Quelle philosophie donc pour quel homme africain ? L’avis de Towa est clair : la philosophie qui se veut africaine doit prendre pour paradigme la philosophie européenne. Et ce qui devrait la caractériser, c’est l’esprit critique, la prise de recul face à la culture et à notre passé, souvent considérés comme des absolus.

« La philosophie ne commence qu’avec la décision de soumettre l’héritage philosophique et culturel à une critique sans complaisance. Pour le philosophe aucune donnée, aucune idée si vénérable soit-elle, n’est recevable avant d’être passée au crible de la pensée critique. En fait la philosophie est essentiellement sacrilège en ceci qu’elle se veut l’instance normative suprême ayant seule droit de fixer ce qui doit ou non être tenu pour sacré, et de ce fait abolit le sacré pour autant qu’il veut s’imposer à l’homme du dehors. C’est pourquoi tous les grands philosophes commencent par invalider ce qui était considéré jusqu’à eux comme absolu. On prétendra peut-être que cela ne vaut que pour la philosophie européenne et non pour la philosophie négro-africaine. Mais si on pousse à ce point le culte de la différence, on ne voit plus la raison de faire passer nos modes de pensées pour de la philosophie ». Marcien Towa, (1971, 30).

L’appel, l’éveil à la philosophie dont parle Towa, est donc un message à l’homme africain, appelé à se libérer véritablement, à se prendre véritablement en charge, d’affirmer son être sans détours, à rompre avec le retour au passé, pour aller vers un recours véritable à ce même passé.

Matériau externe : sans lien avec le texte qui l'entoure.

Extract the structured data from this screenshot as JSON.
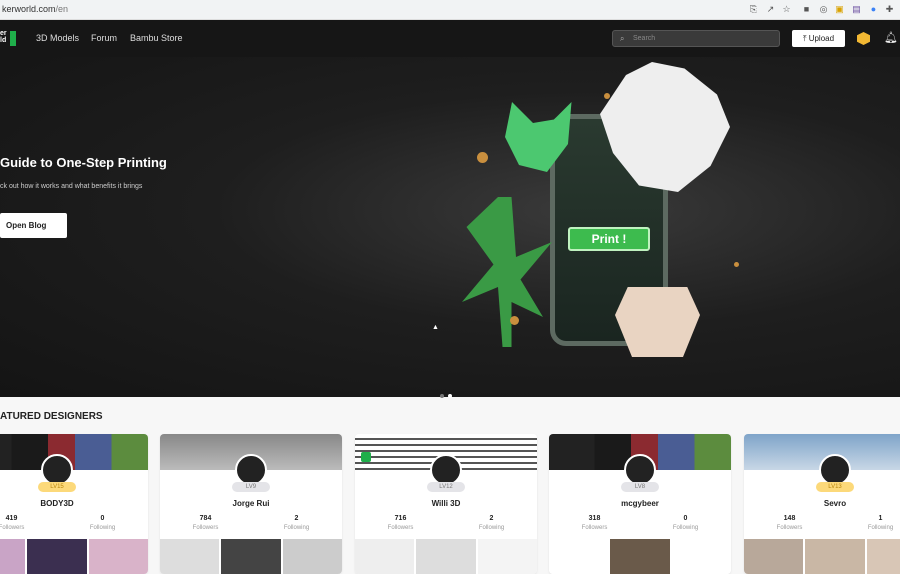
{
  "browser": {
    "url_host": "kerworld.com",
    "url_path": "/en"
  },
  "nav": {
    "logo": "MakerWorld",
    "logo_top": "er",
    "logo_bottom": "ld",
    "links": [
      "3D Models",
      "Forum",
      "Bambu Store"
    ],
    "search_placeholder": "Search",
    "upload_label": "Upload"
  },
  "hero": {
    "title": "Guide to One-Step Printing",
    "subtitle": "ck out how it works and what benefits it brings",
    "button": "Open Blog",
    "print_label": "Print !",
    "slides": 2,
    "active_slide": 2
  },
  "section_title": "ATURED DESIGNERS",
  "designers": [
    {
      "name": "BODY3D",
      "level": "LV15",
      "tier": "gold",
      "followers": "419",
      "following": "0",
      "followers_label": "Followers",
      "following_label": "Following"
    },
    {
      "name": "Jorge Rui",
      "level": "LV9",
      "tier": "gray",
      "followers": "784",
      "following": "2",
      "followers_label": "Followers",
      "following_label": "Following"
    },
    {
      "name": "Willi 3D",
      "level": "LV12",
      "tier": "gray",
      "followers": "716",
      "following": "2",
      "followers_label": "Followers",
      "following_label": "Following"
    },
    {
      "name": "mcgybeer",
      "level": "LV8",
      "tier": "gray",
      "followers": "318",
      "following": "0",
      "followers_label": "Followers",
      "following_label": "Following"
    },
    {
      "name": "Sevro",
      "level": "LV13",
      "tier": "gold",
      "followers": "148",
      "following": "1",
      "followers_label": "Followers",
      "following_label": "Following"
    }
  ],
  "colors": {
    "brand": "#1fae4a",
    "nav_bg": "#161616",
    "print_button": "#3dbb4e",
    "gold": "#f2b833"
  }
}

« Notre tâche se précise donc ainsi: nous avons à nous affirmer dans le monde actuel ; nous, séculairement assis dans la nuit de l’inanité, nous avons à nous redresser de toute notre stature d’hommes ; nous, depuis si longtemps affairés au service de l’autre, nous avons à nous affairer à notre propre service ; nous dont l’autre a si longuement disposé, nous devons rentrer dans la disposition de nous-mêmes. Et naturellement la décision de nous assumer, de nous affirmer, d’être fiers (nous jusqu’ici si humiliés et si humbles) est en même temps décision d’assumer notre passé, de le valoriser et d’en être fiers. Seulement, une telle décision, pour autant qu’elle veut introduire une révolution radicale dans notre condition actuelle, exige pour aboutir une rupture elle aussi radicale avec notre passé, puisque cette condition provient rigoureusement et incontestablement de ce passé. La volonté d’être soi conduit immédiatement à la fière reprise en charge du passé, parce que l’essence du soi n’est que le résultat du passé du soi; mais le passé lucidement et froidement interrogé et scruté atteste que l’assujettissement présent trouve son explication) dans la provenance de l’essence du soi, c’est-à-dire, dans le passé du soi, et nulle part ailleurs. Révolutionner la condition présente du soi signifie donc en même temps révolutionner l’essence en soi, ce que le soi a en propre, ce qu’il a d’original et d’unique, entrer dans un rapport négatif avec le soi ». Marcien Towa, (1971, 41).